One of the most interesting things about Xenoshyft Onslaught is the battle system. Each player has a side of the board with eight slots. Four of them will be filled with Hive aliens, while the remaining four will be filled with soldiers you play from your hand. Once your (up to) four heavily armed soldiers take their positions, you turn over the first alien, and it fights your first soldier in line. They attack each other until one is dead, then the next alien (or soldier, if you are unlucky) steps up. If you have planned effectively, and use your items and equipment just right, you will be able to hold off the four bad guys. If not, the remaining Hive monsters attack your base. Once the base takes too much damage, to use a profoundly applicable quote, “it’s game over, man, game over!”

This line-up system feels quite fresh. There’s quite a lot of strategy to which cards to add to your deck, as in most deck builders, but there is just as much, if not more, to how you position your troops. Do you put your biggest, baddest soldier at the front, where he will likely take out lots of enemies? If so, you run the risk of losing him to a nasty alien who reanimates his corpse to take out his former fellows. Or perhaps, more simply, a nimble creature will hop to the end of the line and take out that low level trooper you hid in the back. Thankfully, the Nortec Military has plenty of tricks to help even out the odds. A timely med-pack or a burst of fire from a neighboring trooper can mean the difference between a successful combat and a broken defense.

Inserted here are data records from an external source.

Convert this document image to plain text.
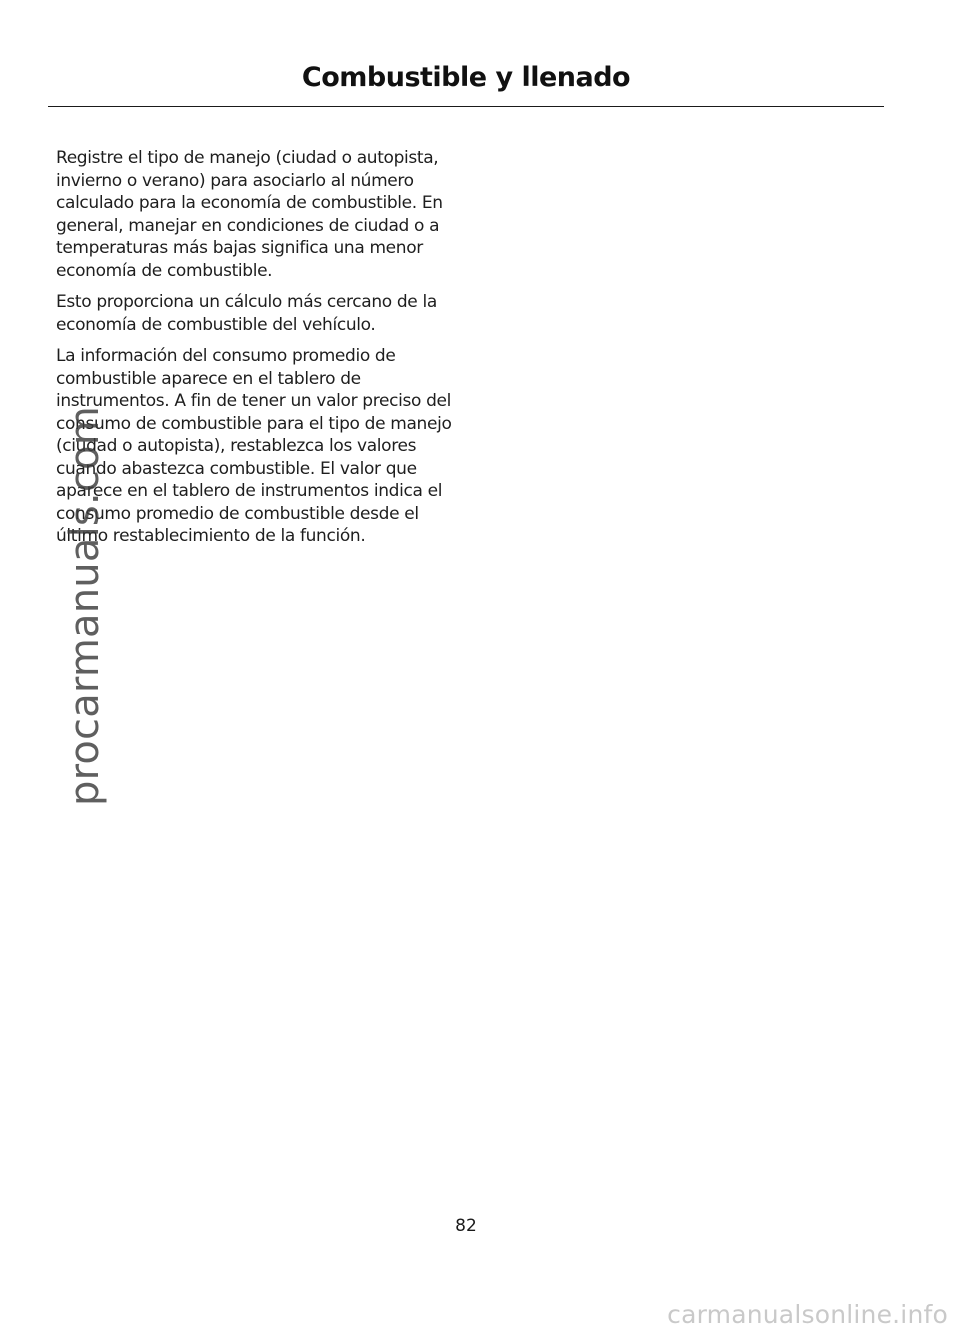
Combustible y llenado

Registre el tipo de manejo (ciudad o autopista, invierno o verano) para asociarlo al número calculado para la economía de combustible. En general, manejar en condiciones de ciudad o a temperaturas más bajas significa una menor economía de combustible.

Esto proporciona un cálculo más cercano de la economía de combustible del vehículo.

La información del consumo promedio de combustible aparece en el tablero de instrumentos. A fin de tener un valor preciso del consumo de combustible para el tipo de manejo (ciudad o autopista), restablezca los valores cuando abastezca combustible. El valor que aparece en el tablero de instrumentos indica el consumo promedio de combustible desde el último restablecimiento de la función.

82
procarmanuals.com
carmanualsonline.info
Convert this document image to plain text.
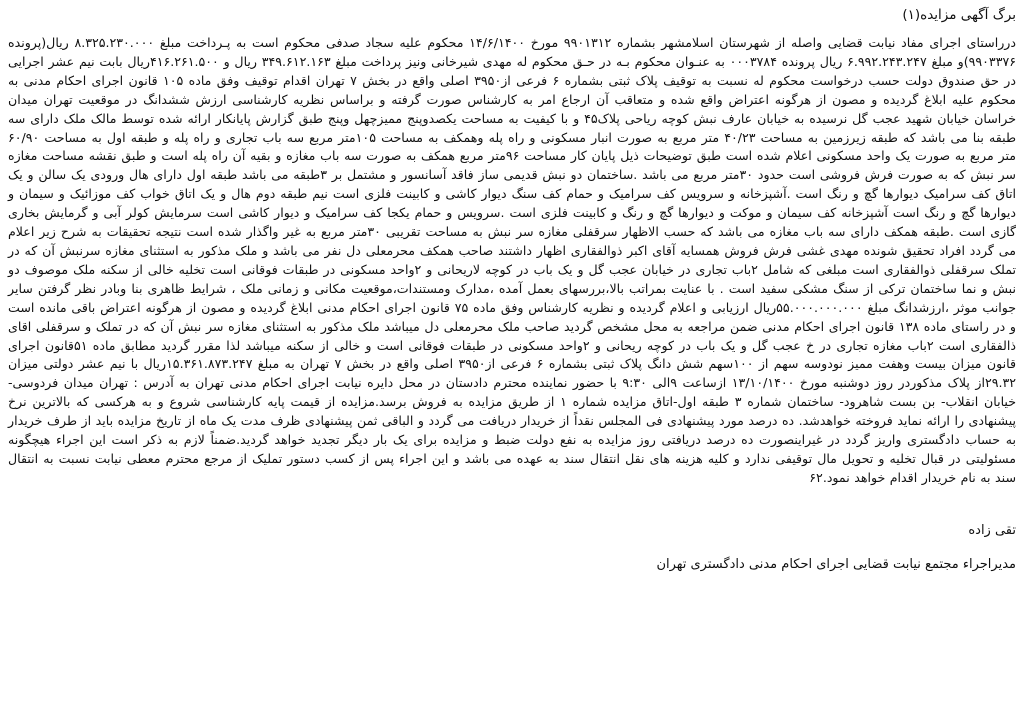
برگ آگهی مزایده(۱)

درراستای اجرای مفاد نیابت قضایی واصله از شهرستان اسلامشهر بشماره ۹۹۰۱۳۱۲ مورخ ۱۴/۶/۱۴۰۰ محکوم علیه سجاد صدفی محکوم است به پـرداخت مبلغ ۸.۳۲۵.۲۳۰.۰۰۰ ریال(پرونده ۹۹۰۳۳۷۶)و مبلغ ۶.۹۹۲.۲۴۳.۲۴۷ ریال پرونده ۰۰۰۳۷۸۴ به عنـوان محکوم بـه در حـق محکوم له مهدی شیرخانی ونیز پرداخت مبلغ ۳۴۹.۶۱۲.۱۶۳ ریال و ۴۱۶.۲۶۱.۵۰۰ریال بابت نیم عشر اجرایی در حق صندوق دولت حسب درخواست محکوم له نسبت به توقیف پلاک ثبتی بشماره ۶ فرعی از۳۹۵۰ اصلی واقع در بخش ۷ تهران اقدام توقیف وفق ماده ۱۰۵ قانون اجرای احکام مدنی به محکوم علیه ابلاغ گردیده و مصون از هرگونه اعتراض واقع شده و متعاقب آن ارجاع امر به کارشناس صورت گرفته و براساس نظریه کارشناسی ارزش ششدانگ در موقعیت تهران میدان خراسان خیابان شهید عجب گل نرسیده به خیابان عارف نبش کوچه ریاحی پلاک۴۵ و با کیفیت به مساحت یکصدوپنج ممیزچهل وپنج طبق گزارش پایانکار ارائه شده توسط مالک ملک دارای سه طبقه بنا می باشد که طبقه زیرزمین به مساحت ۴۰/۲۳ متر مربع به صورت انبار مسکونی و راه پله وهمکف به مساحت ۱۰۵متر مربع سه باب تجاری و راه پله و طبقه اول به مساحت ۶۰/۹۰ متر مربع به صورت یک واحد مسکونی اعلام شده است طبق توضیحات ذیل پایان کار مساحت ۹۶متر مربع همکف به صورت سه باب مغازه و بقیه آن راه پله است و طبق نقشه مساحت مغازه سر نبش که به صورت فرش فروشی است حدود ۳۰متر مربع می باشد .ساختمان دو نبش قدیمی ساز فاقد آسانسور و مشتمل بر ۳طبقه می باشد طبقه اول دارای هال ورودی یک سالن و یک اتاق کف سرامیک دیوارها گچ و رنگ است .آشپزخانه و سرویس کف سرامیک و حمام کف سنگ دیوار کاشی و کابینت فلزی است نیم طبقه دوم هال و یک اتاق خواب کف موزائیک و سیمان و دیوارها گچ و رنگ است آشپزخانه کف سیمان و موکت و دیوارها گچ و رنگ و کابینت فلزی است .سرویس و حمام یکجا کف سرامیک و دیوار کاشی است سرمایش کولر آبی و گرمایش بخاری گازی است .طبقه همکف دارای سه باب مغازه می باشد که حسب الاظهار سرقفلی مغازه سر نبش به مساحت تقریبی ۳۰متر مربع به غیر واگذار شده است نتیجه تحقیقات به شرح زیر اعلام می گردد افراد تحقیق شونده مهدی غشی فرش فروش همسایه آقای اکبر ذوالفقاری اظهار داشتند صاحب همکف محرمعلی دل نفر می باشد و ملک مذکور به استثنای مغازه سرنبش آن که در تملک سرقفلی ذوالفقاری است مبلغی که شامل ۲باب تجاری در خیابان عجب گل و یک باب در کوچه لاریحانی و ۲واحد مسکونی در طبقات فوقانی است تخلیه خالی از سکنه ملک موصوف دو نبش و نما ساختمان ترکی از سنگ مشکی سفید است . با عنایت بمراتب بالا،بررسهای بعمل آمده ،مدارک ومستندات،موقعیت مکانی و زمانی ملک ، شرایط ظاهری بنا وبادر نظر گرفتن سایر جوانب موثر ،ارزشدانگ مبلغ ۵۵.۰۰۰.۰۰۰.۰۰۰ریال ارزیابی و اعلام گردیده و نظریه کارشناس وفق ماده ۷۵ قانون اجرای احکام مدنی ابلاغ گردیده و مصون از هرگونه اعتراض باقی مانده است و در راستای ماده ۱۳۸ قانون اجرای احکام مدنی ضمن مراجعه به محل مشخص گردید صاحب ملک محرمعلی دل میباشد ملک مذکور به استثنای مغازه سر نبش آن که در تملک و سرقفلی اقای ذالفقاری است ۲باب مغازه تجاری در خ عجب گل و یک باب در کوچه ریحانی و ۲واحد مسکونی در طبقات فوقانی است و خالی از سکنه میباشد لذا مقرر گردید مطابق ماده ۵۱قانون اجرای قانون میزان بیست وهفت ممیز نودوسه سهم از ۱۰۰سهم شش دانگ پلاک ثبتی بشماره ۶ فرعی از۳۹۵۰ اصلی واقع در بخش ۷ تهران به مبلغ ۱۵.۳۶۱.۸۷۳.۲۴۷ریال با نیم عشر دولتی میزان ۲۹.۳۲از پلاک مذکوردر روز دوشنبه مورخ ۱۳/۱۰/۱۴۰۰ ازساعت ۹الی ۹:۳۰ با حضور نماینده محترم دادستان در محل دایره نیابت اجرای احکام مدنی تهران به آدرس : تهران میدان فردوسی- خیابان انقلاب- بن بست شاهرود- ساختمان شماره ۳ طبقه اول-اتاق مزایده شماره ۱ از طریق مزایده به فروش برسد.مزایده از قیمت پایه کارشناسی شروع و به هرکسی که بالاترین نرخ پیشنهادی را ارائه نماید فروخته خواهدشد. ده درصد مورد پیشنهادی فی المجلس نقداً از خریدار دریافت می گردد و الباقی ثمن پیشنهادی ظرف مدت یک ماه از تاریخ مزایده باید از طرف خریدار به حساب دادگستری واریز گردد در غیراینصورت ده درصد دریافتی روز مزایده به نفع دولت ضبط و مزایده برای یک بار دیگر تجدید خواهد گردید.ضمناً لازم به ذکر است این اجراء هیچگونه مسئولیتی در قبال تخلیه و تحویل مال توقیفی ندارد و کلیه هزینه های نقل انتقال سند به عهده می باشد و این اجراء پس از کسب دستور تملیک از مرجع محترم معطی نیابت نسبت به انتقال سند به نام خریدار اقدام خواهد نمود.۶۲

تقی زاده
مدیراجراء مجتمع نیابت قضایی اجرای احکام مدنی دادگستری تهران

My favorite aspect of Xenoshyft Onslaught is how incredibly cooperative it is. Players can come to the assistance of their teammates in various ways. One of the easiest is using items and upgrades on one another’s troops. If a particularly nasty foe pops up on your buddy’s turn, you can play a grenade from your hand to take it out entirely. You can even play your troopers in other players’ lines, allowing them to fight (or die) alongside your teammates’ soldiers. These troopers will go into the new player’s deck, which makes Xenoshyft Onslaught a truly shared deckbuilding experience for everyone involved.

The game isn’t perfect, but the strengths outweigh the weaknesses in my opinion. The components are excellent, the art and theme are extremely well done, and the cooperative elements are among the strongest of all co-op deckbuilders out there. The shared feeling of teamwork here rivals that of Legendary Alien Encounters, and that is high praise indeed. Fans of deckbuilders would do well to check out Xenoshyft Onslaught. But be sure to bring a med-pack along, just in case.